Search code examples
c#streamstreamreader

Efficient Way To Get Line from StreamReader which Matches Regex in C#


I have a file, and I want to get the line of the file which matches a regex query.

My code is something like this:

Assembly assembly = typeof(EmbeddedResourceGetter).GetTypeInfo().Assembly;
Stream stream = assembly.GetManifestResourceStream(resourcePath);
StreamReader sr = new StreamReader(stream);

return file.ReadToEnd()
    .Split('\n').ToList()
    .Find(l => Regex.IsMatch(l, "regex-query-here"));

however, I feel like this is quite inefficient and if I need to repeat this multiple times, it can take a long time to complete.

So is there a more efficient way to get a line which matches a regex query without reading the whole file, or will I have to refactor my code in a different way to make it more efficient?


Solution

  • You should read the file once, store it in a variable, because I/O operations are expensive.

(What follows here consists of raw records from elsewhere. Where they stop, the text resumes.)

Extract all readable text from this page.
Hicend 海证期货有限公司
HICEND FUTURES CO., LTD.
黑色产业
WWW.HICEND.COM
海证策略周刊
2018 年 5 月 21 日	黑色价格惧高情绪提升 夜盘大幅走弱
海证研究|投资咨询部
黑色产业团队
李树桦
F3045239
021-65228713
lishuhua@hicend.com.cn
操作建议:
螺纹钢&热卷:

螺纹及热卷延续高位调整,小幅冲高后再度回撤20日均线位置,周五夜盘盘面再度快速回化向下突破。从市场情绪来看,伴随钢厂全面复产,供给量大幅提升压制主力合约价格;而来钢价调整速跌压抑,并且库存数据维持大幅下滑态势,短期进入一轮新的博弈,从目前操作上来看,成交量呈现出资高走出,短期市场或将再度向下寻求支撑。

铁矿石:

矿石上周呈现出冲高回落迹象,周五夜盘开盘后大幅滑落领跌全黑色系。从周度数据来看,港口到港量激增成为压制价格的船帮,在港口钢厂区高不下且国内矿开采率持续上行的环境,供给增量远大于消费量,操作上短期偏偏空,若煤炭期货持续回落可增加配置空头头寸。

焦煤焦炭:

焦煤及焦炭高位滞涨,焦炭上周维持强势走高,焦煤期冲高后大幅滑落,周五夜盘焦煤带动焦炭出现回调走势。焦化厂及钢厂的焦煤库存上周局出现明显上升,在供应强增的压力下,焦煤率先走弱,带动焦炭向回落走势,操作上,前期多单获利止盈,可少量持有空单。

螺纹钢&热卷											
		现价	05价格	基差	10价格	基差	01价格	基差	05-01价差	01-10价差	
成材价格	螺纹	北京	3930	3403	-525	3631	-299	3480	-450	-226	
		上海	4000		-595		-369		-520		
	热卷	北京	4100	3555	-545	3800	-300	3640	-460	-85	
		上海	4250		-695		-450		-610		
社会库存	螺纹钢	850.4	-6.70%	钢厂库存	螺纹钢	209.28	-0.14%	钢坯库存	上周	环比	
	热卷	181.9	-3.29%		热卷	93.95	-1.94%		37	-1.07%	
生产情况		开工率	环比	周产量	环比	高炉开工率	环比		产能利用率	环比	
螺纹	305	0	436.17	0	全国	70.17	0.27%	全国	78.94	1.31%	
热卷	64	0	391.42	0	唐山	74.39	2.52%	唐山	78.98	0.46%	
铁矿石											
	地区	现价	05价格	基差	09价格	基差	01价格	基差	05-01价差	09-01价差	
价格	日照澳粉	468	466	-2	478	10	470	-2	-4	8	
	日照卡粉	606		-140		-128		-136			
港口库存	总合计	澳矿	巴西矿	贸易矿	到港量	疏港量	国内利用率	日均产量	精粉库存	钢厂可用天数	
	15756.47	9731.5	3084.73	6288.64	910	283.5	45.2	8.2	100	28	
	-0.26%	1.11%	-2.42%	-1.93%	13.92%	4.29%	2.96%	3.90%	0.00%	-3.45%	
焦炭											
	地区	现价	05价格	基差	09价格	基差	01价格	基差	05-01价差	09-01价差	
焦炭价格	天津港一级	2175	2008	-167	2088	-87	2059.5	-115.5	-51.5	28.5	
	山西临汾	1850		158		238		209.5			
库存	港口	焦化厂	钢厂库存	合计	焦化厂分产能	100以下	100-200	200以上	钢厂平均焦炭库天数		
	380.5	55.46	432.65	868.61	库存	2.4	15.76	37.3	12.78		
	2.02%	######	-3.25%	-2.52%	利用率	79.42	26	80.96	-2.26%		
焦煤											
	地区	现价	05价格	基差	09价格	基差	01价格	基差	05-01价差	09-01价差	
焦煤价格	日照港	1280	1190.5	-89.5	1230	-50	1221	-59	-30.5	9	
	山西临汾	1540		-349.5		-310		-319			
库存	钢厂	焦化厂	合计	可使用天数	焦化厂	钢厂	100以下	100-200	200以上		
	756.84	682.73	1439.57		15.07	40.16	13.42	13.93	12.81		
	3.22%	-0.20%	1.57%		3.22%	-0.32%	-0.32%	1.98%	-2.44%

Then, run the regex on the variable.

    When you read your file into a variable, you read it from hard disk to RAM, accessing RAM is fast, hard disk is slow. Without doubt best is to read from hard disk once!

    Also reading line by line fails, if you want to match multiline pattern.

    For example:

    Can
    you
    match
    me
    if
    you
    read
    me
    line
    by
    line?
    

    "Can\s+you" regex would fail to match in this case, because you won't get "Can" and "you" in same string.